Nyantakyi didn’t abandon his commitment to the Navy, even as he started to pivot to health care. He still prioritized giving back to Ghana and founded Elijeko in 2016 while he was a hospital corpsman at Walter Reed National Military Medical Center. The foundation initially focused on opening fully functional community clinics in fitted-out storage containers, an initiative inspired by Nyantakyi’s mother, whose untreated health condition worsened over decades because, she told her son, she’d have to drive too far and wait too long for treatment that she couldn’t afford anyway. “And this is the story of many people in Ghana,” Nyantakyi said.

Nyantakyi came to GW Nursing in 2021, in part on the recommendation of a friend from the Navy who touted GW’s mutually supportive student community, engaged professors and focus on preparation for the real world of full-time nursing.

“I think GW created a culture where students felt comfortable helping other students, and anytime you reached out to any of the professors, they were willing to come on board and help too,” Nyantakyi said. “GW was a community that would really help prepare you for your nursing career, not just your exams.”

And Nyantakyi’s career has taken him in unexpected directions. When he became an emergency room nurse, he saw firsthand the importance of quick, competent triage—and knew his foundation’s infrastructure could help train people to provide it. This year, Elijeko partnered with the Ghanaian military on “Stop the Bleed,” a training initiative modeled on a campaign by the U.S. Department of Defense that empowers quick, effective response to prevent blood loss. Nyantakyi believes this is a key skill for members of the military, even those for whom patient care is not part of their direct mission.

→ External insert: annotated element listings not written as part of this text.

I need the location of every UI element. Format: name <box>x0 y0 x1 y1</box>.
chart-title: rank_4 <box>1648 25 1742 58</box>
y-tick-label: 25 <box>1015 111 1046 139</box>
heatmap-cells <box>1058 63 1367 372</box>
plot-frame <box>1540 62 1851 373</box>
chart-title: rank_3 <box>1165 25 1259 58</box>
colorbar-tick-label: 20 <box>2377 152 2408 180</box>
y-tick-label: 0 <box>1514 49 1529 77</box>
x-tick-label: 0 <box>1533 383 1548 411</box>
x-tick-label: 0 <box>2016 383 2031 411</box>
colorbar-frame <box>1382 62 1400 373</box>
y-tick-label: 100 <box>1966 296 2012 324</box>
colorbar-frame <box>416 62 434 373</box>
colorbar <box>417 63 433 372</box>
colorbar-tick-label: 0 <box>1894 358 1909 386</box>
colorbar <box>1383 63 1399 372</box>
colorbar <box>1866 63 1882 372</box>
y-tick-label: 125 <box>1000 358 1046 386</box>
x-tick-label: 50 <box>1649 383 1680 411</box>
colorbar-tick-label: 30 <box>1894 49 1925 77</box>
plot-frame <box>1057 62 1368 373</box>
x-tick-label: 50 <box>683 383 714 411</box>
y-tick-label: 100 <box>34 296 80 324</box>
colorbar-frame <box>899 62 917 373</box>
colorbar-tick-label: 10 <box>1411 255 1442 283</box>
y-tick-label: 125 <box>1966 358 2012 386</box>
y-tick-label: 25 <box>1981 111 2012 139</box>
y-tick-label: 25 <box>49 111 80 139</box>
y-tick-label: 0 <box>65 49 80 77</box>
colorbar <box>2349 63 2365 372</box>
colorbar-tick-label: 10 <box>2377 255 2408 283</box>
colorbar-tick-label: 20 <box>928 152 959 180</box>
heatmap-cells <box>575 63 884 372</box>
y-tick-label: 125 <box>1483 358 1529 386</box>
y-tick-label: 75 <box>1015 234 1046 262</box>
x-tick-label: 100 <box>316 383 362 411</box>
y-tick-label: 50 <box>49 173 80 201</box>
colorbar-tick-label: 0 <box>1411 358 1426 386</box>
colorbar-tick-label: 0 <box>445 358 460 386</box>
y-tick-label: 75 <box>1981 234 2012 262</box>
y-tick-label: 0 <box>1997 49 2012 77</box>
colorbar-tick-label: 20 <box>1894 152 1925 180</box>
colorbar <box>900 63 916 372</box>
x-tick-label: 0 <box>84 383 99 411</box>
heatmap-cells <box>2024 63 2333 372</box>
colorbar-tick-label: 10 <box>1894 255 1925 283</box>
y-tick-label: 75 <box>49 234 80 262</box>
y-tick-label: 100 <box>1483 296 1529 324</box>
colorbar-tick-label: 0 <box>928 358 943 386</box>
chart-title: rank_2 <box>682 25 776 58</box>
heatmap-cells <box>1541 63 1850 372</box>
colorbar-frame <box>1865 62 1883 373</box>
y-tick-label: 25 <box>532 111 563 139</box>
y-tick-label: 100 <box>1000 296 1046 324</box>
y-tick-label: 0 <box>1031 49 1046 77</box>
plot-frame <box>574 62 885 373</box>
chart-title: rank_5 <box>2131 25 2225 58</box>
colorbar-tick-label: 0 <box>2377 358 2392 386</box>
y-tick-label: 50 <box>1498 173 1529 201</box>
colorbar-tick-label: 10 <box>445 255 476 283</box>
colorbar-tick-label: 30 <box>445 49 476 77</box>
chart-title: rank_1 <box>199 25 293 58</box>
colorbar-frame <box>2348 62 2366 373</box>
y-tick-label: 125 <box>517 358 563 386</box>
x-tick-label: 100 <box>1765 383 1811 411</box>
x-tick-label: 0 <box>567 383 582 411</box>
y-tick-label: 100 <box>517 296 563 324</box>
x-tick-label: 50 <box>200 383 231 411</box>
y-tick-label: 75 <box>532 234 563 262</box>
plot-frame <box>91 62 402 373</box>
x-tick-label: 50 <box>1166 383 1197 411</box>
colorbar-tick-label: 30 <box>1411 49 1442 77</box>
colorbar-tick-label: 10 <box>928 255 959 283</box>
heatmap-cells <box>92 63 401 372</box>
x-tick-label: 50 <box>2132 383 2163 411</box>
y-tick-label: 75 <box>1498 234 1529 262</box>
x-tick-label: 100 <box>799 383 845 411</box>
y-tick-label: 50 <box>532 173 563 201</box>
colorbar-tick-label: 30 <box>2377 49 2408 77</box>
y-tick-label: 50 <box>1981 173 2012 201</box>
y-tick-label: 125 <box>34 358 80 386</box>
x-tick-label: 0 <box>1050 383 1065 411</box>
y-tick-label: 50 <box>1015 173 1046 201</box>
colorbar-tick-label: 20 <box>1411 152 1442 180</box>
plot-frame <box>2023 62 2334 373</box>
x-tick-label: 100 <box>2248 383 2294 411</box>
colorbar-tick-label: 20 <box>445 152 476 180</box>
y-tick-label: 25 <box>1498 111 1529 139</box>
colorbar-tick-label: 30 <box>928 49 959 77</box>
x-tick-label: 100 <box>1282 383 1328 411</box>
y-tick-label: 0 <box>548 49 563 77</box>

“One of the biggest things in Ghana is trauma from vehicle accidents,” he said. “People are dying because no one nearby knows how to control bleeding. So as our partnership is expanding with the military, part of that is saying: You guys are the protectors. So when we are able to give you more training, you will be able to train more of your citizens.”

To that end, he’ll return in October with a team to run a “train the trainer” program that will expand wound care and CPR training deeper into the community. But Nyantakyi’s ambitions for Ghanaian healthcare go even further than that. Nyantakyi fell ill with malaria on his most recent visit and had to make a hospital stay of his own, an ordeal that made him aware how little information is available in the country about patient care and provider certification.

“We are hoping to create patient safety ambassadors in hospitals throughout Ghana who will start collecting data and advocating for patients,” he said. “I'm really hoping that this is another way our organization will be able to empower people.”